The second case was a 14-year-old boy who had undergone haploidentical HSCT due to ALL in CR3, 65 days before, he presented with hemorrhagic cystitis, fever, and cough; COVID-19 PCR and chest CT scan plus infectious disease specialist consultation were requested while admitting in the ER. According to the radiologist report, his PCR result came back negative, and his chest CT scan was in favor of fungal infection. So he was admitted in post-HSCT ward, antifungal therapy, and bladder irrigation were administered, and he is still hospitalized due to the continuance of hemorrhagic cystitis complications. Worth mentioning, his pulmonary fungal infection is resolved.

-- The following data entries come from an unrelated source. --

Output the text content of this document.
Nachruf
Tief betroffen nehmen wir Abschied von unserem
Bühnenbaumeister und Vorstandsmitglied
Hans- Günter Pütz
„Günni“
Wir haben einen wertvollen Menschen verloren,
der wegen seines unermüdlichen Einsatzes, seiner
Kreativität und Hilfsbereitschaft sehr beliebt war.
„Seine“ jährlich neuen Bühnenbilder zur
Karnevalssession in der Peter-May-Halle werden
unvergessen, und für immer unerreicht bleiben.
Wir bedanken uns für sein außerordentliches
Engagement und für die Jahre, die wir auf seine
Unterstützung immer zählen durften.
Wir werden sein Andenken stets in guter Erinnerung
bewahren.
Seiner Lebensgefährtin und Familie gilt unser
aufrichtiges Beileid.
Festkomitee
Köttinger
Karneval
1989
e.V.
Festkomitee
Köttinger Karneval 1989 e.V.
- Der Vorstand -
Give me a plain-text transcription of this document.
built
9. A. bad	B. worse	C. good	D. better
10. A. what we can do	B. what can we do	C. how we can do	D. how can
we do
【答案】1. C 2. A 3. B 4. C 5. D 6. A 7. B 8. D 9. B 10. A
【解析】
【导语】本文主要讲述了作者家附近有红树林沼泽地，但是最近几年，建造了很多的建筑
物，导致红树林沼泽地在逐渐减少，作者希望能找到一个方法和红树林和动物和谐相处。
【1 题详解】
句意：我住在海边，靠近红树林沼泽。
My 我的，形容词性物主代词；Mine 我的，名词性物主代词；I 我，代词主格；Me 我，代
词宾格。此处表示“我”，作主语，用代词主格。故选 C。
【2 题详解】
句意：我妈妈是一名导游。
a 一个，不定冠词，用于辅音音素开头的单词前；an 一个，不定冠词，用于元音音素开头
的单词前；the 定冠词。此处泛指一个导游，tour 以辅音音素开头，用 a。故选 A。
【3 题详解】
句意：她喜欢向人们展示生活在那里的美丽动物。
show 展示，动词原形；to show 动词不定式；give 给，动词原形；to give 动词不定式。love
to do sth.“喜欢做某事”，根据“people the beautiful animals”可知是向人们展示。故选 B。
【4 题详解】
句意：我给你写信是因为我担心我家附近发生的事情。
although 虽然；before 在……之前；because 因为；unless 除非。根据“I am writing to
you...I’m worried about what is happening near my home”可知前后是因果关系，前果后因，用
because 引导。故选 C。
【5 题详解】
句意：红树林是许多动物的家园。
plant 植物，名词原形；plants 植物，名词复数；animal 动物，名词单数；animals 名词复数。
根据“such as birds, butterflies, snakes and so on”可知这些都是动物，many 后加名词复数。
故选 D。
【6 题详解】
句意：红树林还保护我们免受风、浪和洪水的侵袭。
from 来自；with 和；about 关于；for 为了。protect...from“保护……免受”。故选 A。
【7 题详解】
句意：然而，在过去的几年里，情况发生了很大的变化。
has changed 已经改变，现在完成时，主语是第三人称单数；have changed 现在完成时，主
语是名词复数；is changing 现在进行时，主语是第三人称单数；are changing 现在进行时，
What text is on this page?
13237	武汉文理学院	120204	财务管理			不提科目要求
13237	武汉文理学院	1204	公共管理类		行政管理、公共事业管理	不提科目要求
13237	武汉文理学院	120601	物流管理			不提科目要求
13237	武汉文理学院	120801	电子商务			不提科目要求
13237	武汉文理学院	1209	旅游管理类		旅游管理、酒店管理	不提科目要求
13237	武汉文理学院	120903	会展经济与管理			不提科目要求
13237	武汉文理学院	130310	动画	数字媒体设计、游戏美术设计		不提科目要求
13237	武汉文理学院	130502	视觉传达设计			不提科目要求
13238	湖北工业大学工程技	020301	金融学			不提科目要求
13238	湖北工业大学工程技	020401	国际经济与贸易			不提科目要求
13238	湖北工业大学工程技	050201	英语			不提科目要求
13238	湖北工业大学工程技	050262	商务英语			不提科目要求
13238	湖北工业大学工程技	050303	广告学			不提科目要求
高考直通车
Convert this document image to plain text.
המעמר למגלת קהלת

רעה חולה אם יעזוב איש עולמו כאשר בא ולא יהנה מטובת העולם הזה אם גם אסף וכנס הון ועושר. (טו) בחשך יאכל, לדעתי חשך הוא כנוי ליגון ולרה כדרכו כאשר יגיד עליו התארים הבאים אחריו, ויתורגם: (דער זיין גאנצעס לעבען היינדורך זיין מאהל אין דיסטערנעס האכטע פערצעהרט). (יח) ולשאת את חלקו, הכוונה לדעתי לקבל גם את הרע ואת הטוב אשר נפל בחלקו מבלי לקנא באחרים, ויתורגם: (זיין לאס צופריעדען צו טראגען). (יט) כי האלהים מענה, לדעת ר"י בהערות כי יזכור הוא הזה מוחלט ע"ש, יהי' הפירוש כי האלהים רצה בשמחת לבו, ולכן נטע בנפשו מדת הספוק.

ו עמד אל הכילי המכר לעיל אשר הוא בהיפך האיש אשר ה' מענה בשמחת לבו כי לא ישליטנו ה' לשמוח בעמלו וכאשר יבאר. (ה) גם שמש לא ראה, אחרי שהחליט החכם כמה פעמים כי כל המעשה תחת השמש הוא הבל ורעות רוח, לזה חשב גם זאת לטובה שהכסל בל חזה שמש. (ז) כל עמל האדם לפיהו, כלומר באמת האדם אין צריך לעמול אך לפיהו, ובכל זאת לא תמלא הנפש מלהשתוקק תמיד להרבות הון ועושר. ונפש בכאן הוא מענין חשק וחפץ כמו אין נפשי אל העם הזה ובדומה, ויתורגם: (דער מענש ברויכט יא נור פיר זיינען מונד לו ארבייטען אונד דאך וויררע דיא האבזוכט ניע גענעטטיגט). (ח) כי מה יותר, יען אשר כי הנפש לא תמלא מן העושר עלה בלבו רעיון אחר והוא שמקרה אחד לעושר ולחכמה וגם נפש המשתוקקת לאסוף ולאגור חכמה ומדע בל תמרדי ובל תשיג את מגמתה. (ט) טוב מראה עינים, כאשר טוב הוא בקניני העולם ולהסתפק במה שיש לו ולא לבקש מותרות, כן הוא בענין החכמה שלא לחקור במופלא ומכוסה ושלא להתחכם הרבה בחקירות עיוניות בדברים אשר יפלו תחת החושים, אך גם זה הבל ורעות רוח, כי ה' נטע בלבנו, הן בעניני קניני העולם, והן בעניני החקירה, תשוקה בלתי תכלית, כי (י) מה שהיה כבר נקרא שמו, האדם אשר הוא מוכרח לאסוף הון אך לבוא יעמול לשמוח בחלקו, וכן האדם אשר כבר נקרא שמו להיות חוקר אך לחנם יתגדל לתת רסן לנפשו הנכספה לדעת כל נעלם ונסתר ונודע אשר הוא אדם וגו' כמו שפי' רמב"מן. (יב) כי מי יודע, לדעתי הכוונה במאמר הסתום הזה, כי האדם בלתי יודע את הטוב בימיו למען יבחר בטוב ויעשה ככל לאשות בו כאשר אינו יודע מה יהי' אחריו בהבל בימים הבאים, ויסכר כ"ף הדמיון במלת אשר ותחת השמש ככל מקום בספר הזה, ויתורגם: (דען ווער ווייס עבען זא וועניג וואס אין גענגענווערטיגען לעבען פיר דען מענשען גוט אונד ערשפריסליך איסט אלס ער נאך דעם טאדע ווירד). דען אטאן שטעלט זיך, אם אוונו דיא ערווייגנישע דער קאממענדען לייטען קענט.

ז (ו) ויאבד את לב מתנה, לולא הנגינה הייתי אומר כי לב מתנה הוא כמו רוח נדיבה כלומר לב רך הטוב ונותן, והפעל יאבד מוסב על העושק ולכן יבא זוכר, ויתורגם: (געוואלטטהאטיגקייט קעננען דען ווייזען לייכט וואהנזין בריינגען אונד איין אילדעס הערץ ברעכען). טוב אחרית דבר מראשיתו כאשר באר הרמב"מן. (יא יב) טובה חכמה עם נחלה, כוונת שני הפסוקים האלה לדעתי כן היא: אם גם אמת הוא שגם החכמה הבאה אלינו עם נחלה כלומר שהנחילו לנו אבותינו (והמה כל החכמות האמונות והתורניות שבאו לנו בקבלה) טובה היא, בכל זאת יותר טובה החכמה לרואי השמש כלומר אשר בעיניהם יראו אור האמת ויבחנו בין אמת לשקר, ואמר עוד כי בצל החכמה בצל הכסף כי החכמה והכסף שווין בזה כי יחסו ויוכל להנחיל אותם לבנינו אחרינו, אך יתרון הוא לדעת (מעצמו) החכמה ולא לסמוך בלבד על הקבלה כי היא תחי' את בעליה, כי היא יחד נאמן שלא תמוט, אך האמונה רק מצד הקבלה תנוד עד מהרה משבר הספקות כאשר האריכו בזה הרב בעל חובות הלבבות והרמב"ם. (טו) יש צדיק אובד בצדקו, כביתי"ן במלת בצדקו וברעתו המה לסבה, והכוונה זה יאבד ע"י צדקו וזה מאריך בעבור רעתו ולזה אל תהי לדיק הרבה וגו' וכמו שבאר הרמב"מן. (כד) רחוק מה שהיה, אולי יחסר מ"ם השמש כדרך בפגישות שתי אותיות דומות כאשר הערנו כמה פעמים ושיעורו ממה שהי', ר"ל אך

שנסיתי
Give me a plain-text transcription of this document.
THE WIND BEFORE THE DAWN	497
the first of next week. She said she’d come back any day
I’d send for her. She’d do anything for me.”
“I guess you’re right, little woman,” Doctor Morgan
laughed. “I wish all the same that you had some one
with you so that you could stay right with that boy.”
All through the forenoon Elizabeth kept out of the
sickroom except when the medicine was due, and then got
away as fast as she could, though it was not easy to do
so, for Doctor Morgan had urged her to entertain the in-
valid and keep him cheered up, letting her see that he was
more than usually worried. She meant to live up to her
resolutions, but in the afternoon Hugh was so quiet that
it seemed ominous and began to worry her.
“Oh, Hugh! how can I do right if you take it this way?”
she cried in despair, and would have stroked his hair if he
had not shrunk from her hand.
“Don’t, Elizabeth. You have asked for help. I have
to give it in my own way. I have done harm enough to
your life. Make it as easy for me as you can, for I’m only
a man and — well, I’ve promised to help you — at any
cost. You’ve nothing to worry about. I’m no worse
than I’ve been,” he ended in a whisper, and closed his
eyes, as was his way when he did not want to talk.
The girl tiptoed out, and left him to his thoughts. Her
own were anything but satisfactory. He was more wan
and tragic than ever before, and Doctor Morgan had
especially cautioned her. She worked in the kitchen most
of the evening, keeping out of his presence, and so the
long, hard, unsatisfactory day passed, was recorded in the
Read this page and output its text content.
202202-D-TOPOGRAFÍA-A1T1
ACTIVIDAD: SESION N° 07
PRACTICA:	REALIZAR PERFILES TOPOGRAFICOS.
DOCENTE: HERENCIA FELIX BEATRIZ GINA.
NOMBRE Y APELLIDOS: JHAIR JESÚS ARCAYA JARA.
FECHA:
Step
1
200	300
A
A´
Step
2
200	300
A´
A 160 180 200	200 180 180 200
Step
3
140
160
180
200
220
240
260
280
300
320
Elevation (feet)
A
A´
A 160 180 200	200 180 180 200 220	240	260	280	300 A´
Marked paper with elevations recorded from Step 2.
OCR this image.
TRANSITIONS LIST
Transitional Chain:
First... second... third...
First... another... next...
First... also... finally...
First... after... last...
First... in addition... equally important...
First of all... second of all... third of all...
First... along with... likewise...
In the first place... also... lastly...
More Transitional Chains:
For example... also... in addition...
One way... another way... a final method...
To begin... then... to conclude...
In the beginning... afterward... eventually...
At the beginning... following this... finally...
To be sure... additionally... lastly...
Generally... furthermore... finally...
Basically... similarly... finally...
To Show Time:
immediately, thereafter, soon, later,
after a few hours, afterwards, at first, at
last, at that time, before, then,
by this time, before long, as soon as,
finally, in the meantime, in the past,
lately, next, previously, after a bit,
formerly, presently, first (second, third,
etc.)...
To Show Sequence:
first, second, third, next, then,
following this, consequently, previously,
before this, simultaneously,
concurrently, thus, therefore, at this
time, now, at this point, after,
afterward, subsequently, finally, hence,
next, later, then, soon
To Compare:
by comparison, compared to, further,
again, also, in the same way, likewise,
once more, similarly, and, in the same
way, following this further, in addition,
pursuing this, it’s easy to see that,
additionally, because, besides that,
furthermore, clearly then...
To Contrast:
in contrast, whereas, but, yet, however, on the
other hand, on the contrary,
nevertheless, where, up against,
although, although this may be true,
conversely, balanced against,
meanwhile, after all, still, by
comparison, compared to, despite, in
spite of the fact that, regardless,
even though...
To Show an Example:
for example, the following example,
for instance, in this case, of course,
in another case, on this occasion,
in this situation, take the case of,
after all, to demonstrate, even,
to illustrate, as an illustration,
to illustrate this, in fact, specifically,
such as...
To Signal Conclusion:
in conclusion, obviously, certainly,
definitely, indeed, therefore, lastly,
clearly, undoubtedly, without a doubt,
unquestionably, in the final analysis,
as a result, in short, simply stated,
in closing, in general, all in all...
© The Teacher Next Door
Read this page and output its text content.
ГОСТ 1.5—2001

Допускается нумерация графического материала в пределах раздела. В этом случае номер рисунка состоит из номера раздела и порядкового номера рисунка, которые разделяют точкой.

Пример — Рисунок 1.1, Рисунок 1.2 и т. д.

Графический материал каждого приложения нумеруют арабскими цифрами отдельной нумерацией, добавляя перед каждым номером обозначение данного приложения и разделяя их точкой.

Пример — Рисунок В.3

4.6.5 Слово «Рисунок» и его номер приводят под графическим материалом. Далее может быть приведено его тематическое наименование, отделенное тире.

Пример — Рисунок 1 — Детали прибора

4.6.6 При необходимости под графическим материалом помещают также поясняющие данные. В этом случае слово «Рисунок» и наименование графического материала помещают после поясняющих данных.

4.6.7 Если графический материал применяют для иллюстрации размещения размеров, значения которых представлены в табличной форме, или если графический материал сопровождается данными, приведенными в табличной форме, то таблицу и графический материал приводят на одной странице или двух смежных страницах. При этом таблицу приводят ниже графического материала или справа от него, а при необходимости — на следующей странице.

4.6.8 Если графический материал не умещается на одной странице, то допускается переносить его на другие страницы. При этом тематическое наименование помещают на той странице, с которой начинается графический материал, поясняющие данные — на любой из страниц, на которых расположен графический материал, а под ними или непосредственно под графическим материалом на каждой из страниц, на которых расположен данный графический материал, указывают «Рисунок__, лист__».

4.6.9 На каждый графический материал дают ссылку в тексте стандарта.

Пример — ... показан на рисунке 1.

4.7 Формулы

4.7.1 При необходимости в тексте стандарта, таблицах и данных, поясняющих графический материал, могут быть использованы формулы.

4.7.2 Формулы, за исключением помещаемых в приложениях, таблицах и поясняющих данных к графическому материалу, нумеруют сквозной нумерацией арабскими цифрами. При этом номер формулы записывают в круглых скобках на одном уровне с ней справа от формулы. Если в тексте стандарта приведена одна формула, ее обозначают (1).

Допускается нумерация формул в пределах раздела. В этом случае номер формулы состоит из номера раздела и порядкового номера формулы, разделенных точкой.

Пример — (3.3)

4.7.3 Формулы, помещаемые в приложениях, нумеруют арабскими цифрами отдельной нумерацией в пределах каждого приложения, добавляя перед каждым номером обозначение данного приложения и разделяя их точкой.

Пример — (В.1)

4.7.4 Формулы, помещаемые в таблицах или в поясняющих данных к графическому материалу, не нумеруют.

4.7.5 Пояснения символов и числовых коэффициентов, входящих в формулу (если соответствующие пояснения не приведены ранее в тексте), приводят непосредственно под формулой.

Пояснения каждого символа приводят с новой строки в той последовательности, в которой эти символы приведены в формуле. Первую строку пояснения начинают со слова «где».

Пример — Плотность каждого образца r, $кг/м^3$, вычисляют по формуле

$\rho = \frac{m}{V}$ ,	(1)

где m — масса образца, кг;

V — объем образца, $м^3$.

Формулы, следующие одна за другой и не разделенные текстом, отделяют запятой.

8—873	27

The third case was a 16-years-old boy with thalassemia major who had undergone allogeneic HSCT from his HLA-matched mother, 70 days before. He presented with profuse watery diarrhea. Although the most possible diagnosis was gastrointestinal GVHD, COVID-19 PCR, and chest CT scan were requested, which results came back normal, and then he was admitted in the post-HSCT ward. He responded to corticosteroid therapy and was discharged with a good condition after 5 days.
3. Discussion
Limited data are available on the children who have been affected by COVID-19, so it is difficult to reach a reliable conclusion about the most susceptible pediatric population for SARS-CoV-2 infection and death. Inclusively, the data on COVID-19 in children is reassuring, infection rates have been reported to be lower than the general population, and most infected children have been asymptomatic and did not require invasive support (14). On the other hand, COVID-19 has imposed many challenges and constraints on patients undergoing HSCT. In patients who received the HSACT process, T- and B-lymphocytes and immune memory are lost, and mucocutaneous barriers are damaged. Thus, they are highly susceptible to opportunistic infections (15). Community-acquired viral respiratory infections can occur in more than half of HSCT recipients and so, CDC has recommended to strictly follow infection control measures, such as using protective gear and isolation (15, 16). Little is known about the effect of COVID-19 on pediatrics with HSCT. In a report from two cancer centers in New York, only two post-HSCT pediatric patients have reported being COVID-19 positive, and most of their patients have had mild disease, parallel to foregoing reports of pediatric patients from China and Europe (17).
4. Conclusions
Three months after the beginning of the outbreak, no evidence of COVID-19 has been detected in our pediatric HSCT ward so far. Unlike many centers who initially underestimated the risk of COVID-19 in pediatric patients, we promptly adopted preventive policies and strictly adhered to our plans. This has given us the proudness of being still successfully active in the field despite all the impediments and obstacles which came into our path due to the COVID-19 outbreak. We are now more powerful and experienced in dealing with future potential difficulties.
As a final point, we are not aware of the duration or outcome of the pandemic, but we know for sure that our vulnerable patients are being troubled, both directly and indirectly. So we are intended to learn from our experiences and figure out the best strategies to minimize the possible harms.